Over a year ago I posted about the agreement between the City of Baltimore and Baltimore Racing Development that brought Grand Prix racing to Baltimore. The event has come and gone, it was held Labor Day weekend, but the real excitement for a sports economist's point of view has all been post race.
Because of the claimed benefits to the city, and because the event was in my backyard, Michael Friedman, from the University of Maryland, College Park sport management program, and I developed a survey that was then administered outside the gates at the Grand Prix. We asked basic questions like where the respondent was from, how many nights were they staying, were they staying in hotels, and how much were they spending on various categories of goods and services. (Michael and I thank Patrick Rishe for sharing his surveys from other sporting events with us so we would have a model to follow.) Over the course of the three days of the Grand Prix, our surveyers, grad students from Michael's program, collected 210 completed surveys. Michael and I wrote up the results, which you can find here. We sent the paper to the local press, and television and newspaper interviews ensued. I got fifteen minutes of fame and called an anti-sports crusader and a quack.
The bottom line of our report was simply that the evidence we collected suggested at best about $10 to $15 million of spending that would not have occurred in the absence of the Baltimore Grand Prix (by non-Maryland residents without accounting for how much such spending would have occurred without the race) and about $27 million in total spending (adding spending by Maryland residents to that of out of towners). Our results were called unscientific and city officials said the public should wait for the report the city had commissioned to get a more accurate measure of the benefits.

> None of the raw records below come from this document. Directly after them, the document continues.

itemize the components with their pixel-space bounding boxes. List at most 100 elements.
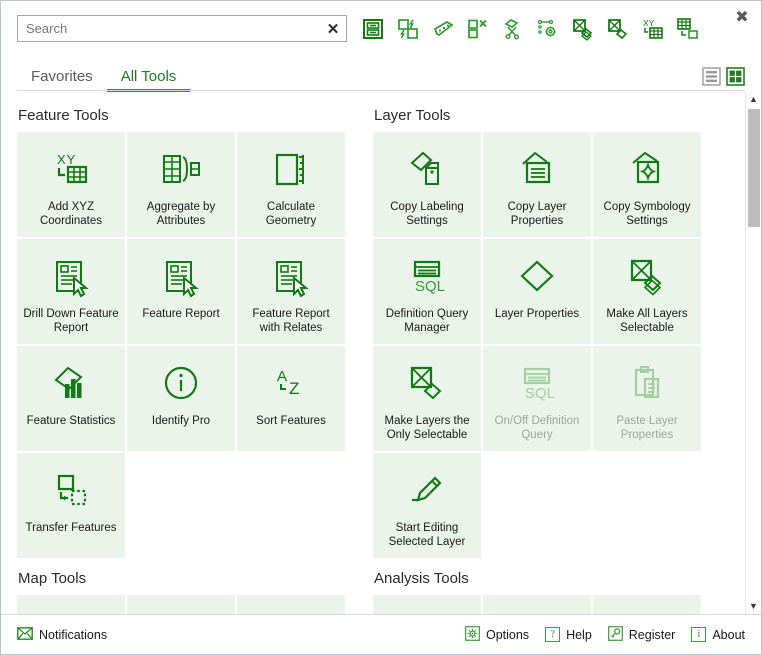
polygon-vertices-icon[interactable]	[427, 13, 459, 45]
ruler-rectangle-icon	[268, 144, 314, 196]
tool-tile-label: Layer Properties	[494, 308, 580, 320]
report-cursor-icon	[48, 251, 94, 303]
diamond-icon	[514, 251, 560, 303]
envelope-icon	[17, 626, 33, 643]
clipboard-paste-icon	[624, 358, 670, 410]
svg-text:Z: Z	[289, 379, 299, 398]
search-input[interactable]	[18, 16, 320, 41]
left-column: Feature Tools XY Add XYZ Coordinates Agg…	[1, 91, 364, 614]
svg-text:A: A	[277, 368, 287, 385]
tool-tile-clipped[interactable]	[17, 595, 125, 614]
polygon-bars-icon	[48, 358, 94, 410]
polygon-star-icon	[624, 144, 670, 196]
svg-text:XY: XY	[57, 152, 76, 167]
tool-tile-feature-statistics[interactable]: Feature Statistics	[17, 346, 125, 451]
about-button[interactable]: i About	[691, 627, 745, 642]
tool-tile-aggregate-by-attributes[interactable]: Aggregate by Attributes	[127, 132, 235, 237]
tool-tile-clipped[interactable]	[483, 595, 591, 614]
tool-tile-label: Calculate Geometry	[265, 201, 317, 228]
list-view-toggle[interactable]	[702, 67, 721, 86]
tab-bar: Favorites All Tools	[1, 58, 761, 92]
tool-tile-make-all-layers-selectable[interactable]: Make All Layers Selectable	[593, 239, 701, 344]
xy-to-table-icon[interactable]: XY	[637, 13, 669, 45]
select-layers-stack-icon[interactable]	[567, 13, 599, 45]
scrollbar-thumb[interactable]	[747, 109, 760, 227]
tool-tile-label: Feature Report	[142, 308, 220, 320]
tool-tile-definition-query-manager[interactable]: SQL Definition Query Manager	[373, 239, 481, 344]
tab-favorites[interactable]: Favorites	[17, 69, 107, 91]
layer-select-single-icon	[404, 358, 450, 410]
key-icon	[607, 625, 623, 644]
register-button[interactable]: Register	[607, 625, 676, 644]
help-button[interactable]: ? Help	[545, 627, 592, 642]
tools-gallery-window: ✕	[0, 0, 762, 655]
tool-tile-label: Feature Report with Relates	[252, 308, 330, 335]
group-title-analysis-tools: Analysis Tools	[374, 570, 469, 587]
aggregate-table-icon	[158, 144, 204, 196]
sql-table-icon: SQL	[514, 358, 560, 410]
tool-tile-copy-layer-properties[interactable]: Copy Layer Properties	[483, 132, 591, 237]
tool-tile-copy-symbology-settings[interactable]: Copy Symbology Settings	[593, 132, 701, 237]
tool-tile-clipped[interactable]	[373, 595, 481, 614]
tool-tile-copy-labeling-settings[interactable]: Copy Labeling Settings	[373, 132, 481, 237]
tool-tile-drill-down-feature-report[interactable]: Drill Down Feature Report	[17, 239, 125, 344]
geoprocessing-settings-icon[interactable]	[532, 13, 564, 45]
tool-tile-sort-features[interactable]: A Z Sort Features	[237, 346, 345, 451]
notifications-button[interactable]: Notifications	[17, 626, 108, 643]
scrollbar-track[interactable]	[746, 107, 762, 598]
select-layer-icon[interactable]	[602, 13, 634, 45]
tool-tile-layer-properties[interactable]: Layer Properties	[483, 239, 591, 344]
close-icon[interactable]: ✖	[729, 7, 755, 29]
tool-tile-transfer-features[interactable]: Transfer Features	[17, 453, 125, 558]
scroll-up-arrow-icon[interactable]: ▲	[746, 91, 762, 107]
quick-tools-toolbar: XY	[357, 13, 704, 45]
map-tools-grid	[17, 595, 364, 614]
tool-tile-clipped[interactable]	[237, 595, 345, 614]
options-button[interactable]: Options	[465, 625, 530, 644]
status-bar: Notifications Options ? Help Register i …	[1, 614, 761, 654]
tool-tile-label: Add XYZ Coordinates	[39, 201, 102, 228]
tool-tile-clipped[interactable]	[593, 595, 701, 614]
tab-all-tools[interactable]: All Tools	[106, 69, 191, 92]
search-clear-icon[interactable]: ✕	[320, 16, 346, 41]
notifications-label: Notifications	[39, 627, 108, 642]
table-to-feature-icon[interactable]	[672, 13, 704, 45]
svg-text:SQL: SQL	[525, 385, 555, 402]
tool-tile-label: Copy Symbology Settings	[603, 201, 691, 228]
tool-tile-label: Paste Layer Properties	[616, 415, 678, 442]
info-icon: i	[691, 627, 707, 642]
help-label: Help	[566, 627, 592, 642]
pencil-edit-icon	[404, 465, 450, 517]
register-label: Register	[628, 627, 676, 642]
delete-feature-icon[interactable]	[462, 13, 494, 45]
options-label: Options	[485, 627, 530, 642]
tool-tile-identify-pro[interactable]: Identify Pro	[127, 346, 235, 451]
tool-tile-add-xyz-coordinates[interactable]: XY Add XYZ Coordinates	[17, 132, 125, 237]
feature-tools-grid: XY Add XYZ Coordinates Aggregate by Attr…	[17, 132, 364, 558]
tool-tile-start-editing-selected-layer[interactable]: Start Editing Selected Layer	[373, 453, 481, 558]
tool-tile-label: Definition Query Manager	[385, 308, 469, 335]
tool-tile-make-layers-the-only-selectable[interactable]: Make Layers the Only Selectable	[373, 346, 481, 451]
a-to-z-icon: A Z	[268, 358, 314, 410]
tool-tile-feature-report[interactable]: Feature Report	[127, 239, 235, 344]
report-cursor-icon	[268, 251, 314, 303]
tool-tile-label: Copy Layer Properties	[507, 201, 567, 228]
grid-view-toggle[interactable]	[726, 67, 745, 86]
xy-table-icon: XY	[48, 144, 94, 196]
tools-scroll-area: Feature Tools XY Add XYZ Coordinates Agg…	[1, 91, 761, 614]
search-box[interactable]: ✕	[17, 15, 347, 42]
batch-attribute-editor-icon[interactable]	[357, 13, 389, 45]
cut-polygons-icon[interactable]	[497, 13, 529, 45]
svg-text:SQL: SQL	[415, 278, 445, 295]
polygon-tag-icon	[404, 144, 450, 196]
tool-tile-calculate-geometry[interactable]: Calculate Geometry	[237, 132, 345, 237]
gear-icon	[465, 625, 480, 644]
svg-text:XY: XY	[643, 18, 655, 28]
group-title-layer-tools: Layer Tools	[374, 107, 451, 124]
transfer-square-icon	[48, 465, 94, 517]
vertical-scrollbar[interactable]: ▲ ▼	[745, 91, 761, 614]
tool-tile-feature-report-with-relates[interactable]: Feature Report with Relates	[237, 239, 345, 344]
tool-tile-clipped[interactable]	[127, 595, 235, 614]
flip-fields-icon[interactable]	[392, 13, 424, 45]
scroll-down-arrow-icon[interactable]: ▼	[746, 598, 762, 614]
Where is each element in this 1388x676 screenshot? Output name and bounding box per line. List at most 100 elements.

That report came a couple of weeks later and found spending impact of about $47 million after applying a multiplier to the "direct" spending. The spending on goods and services by out of town visitors listed in the city-commissioned report is about $22 million. For my money, their $22 million and our $15 million are pretty similar numbers. And, of course, it is important to know the projected values of the spending that were used by the proponents of the Grand Prix and the city to justify spending city and state money on it. Before applying a multiplier, the Baltimore Racing Development prospectus predicted $70 million of spending, and after applying a multiplier that number was $119 million. After hearing the good news that the event generated $47 million in spending, boosters declared the race a great success for the local economy. Producing 40% of what you promise is surely a low bar for success.
Throughout November, reports about the shortcomings of Baltimore Racing Development have abounded. The company is unable to pay its bills, missed payments on loans, and fails to meet contractual obligations like replanting trees that had to be cut down to make way for the race course. Hope that a new company will take over management of the Baltimore Grand Prix and save has been expressed by elected officials and race boosters. An article in today's Baltimore Sunreports that Baltimore Racing Development owes $12 million but has $100,000 available and $600,000 in assets. "Baltimore Racing Development owes $3.1 million to vendors, $2.5 million to the Maryland Stadium Authority, $1.9 million to Baltimore and $1.7 million in contractual payments to different firms."
The former CEO of Baltimore Racing Development states in an op-ed in the Sun that the company failed because it didn't get the big subsidies that similar events in other cities receive. The city, he contends, should subsidize the event even more. Mayor Stephanie Rawlings-Blake quipped that "If I could have subsidized anything, it would be his business acumen."
Lost in this discussion of additional subsidies is that every dollar of subsidy comes out of the "benefits" the city reaps from the event. Since the benefit numbers, that is the spending generated by the event, are already substantially lower than projected, further subsidies would only make the race an even worse deal for the taxpayers. Of course, every dollar of subsidy is an additional dollar of profit, or one less dollar in losses, to Baltimore Racing Development. And that points up the bottom line for the whole event - it was about a private entity seeking rents by currying favor with government officials.
With plans in place to continue to host the event for the remaining four years of the contract, it seems this farce is only in the first act.
The city of Baltimore officially canceled its contract with Baltimore Racing Development, the organizers of the inaugural Baltimore Grand Prix. The company is $12 million in debt, with $1.5 million owed to the city in unpaid taxes and fees. The company owes about $750,000 to the city for fire, police and other services. To be clear about the taxes owed, these appear to be taxes collected by the company on ticket and merchandise sales; in other words, they are funds paid by buyers of tickets and souvenirs that Baltimore Racing Development seems to have inappropriately spent.
Still, the city of Baltimore continues to tout the great success of the event, despite their own report finding that it produced only about 40% of the economic impact that had been promised. This is important because the city is looking for some investors to take over management of the event which remains on the schedule for the 2012 season.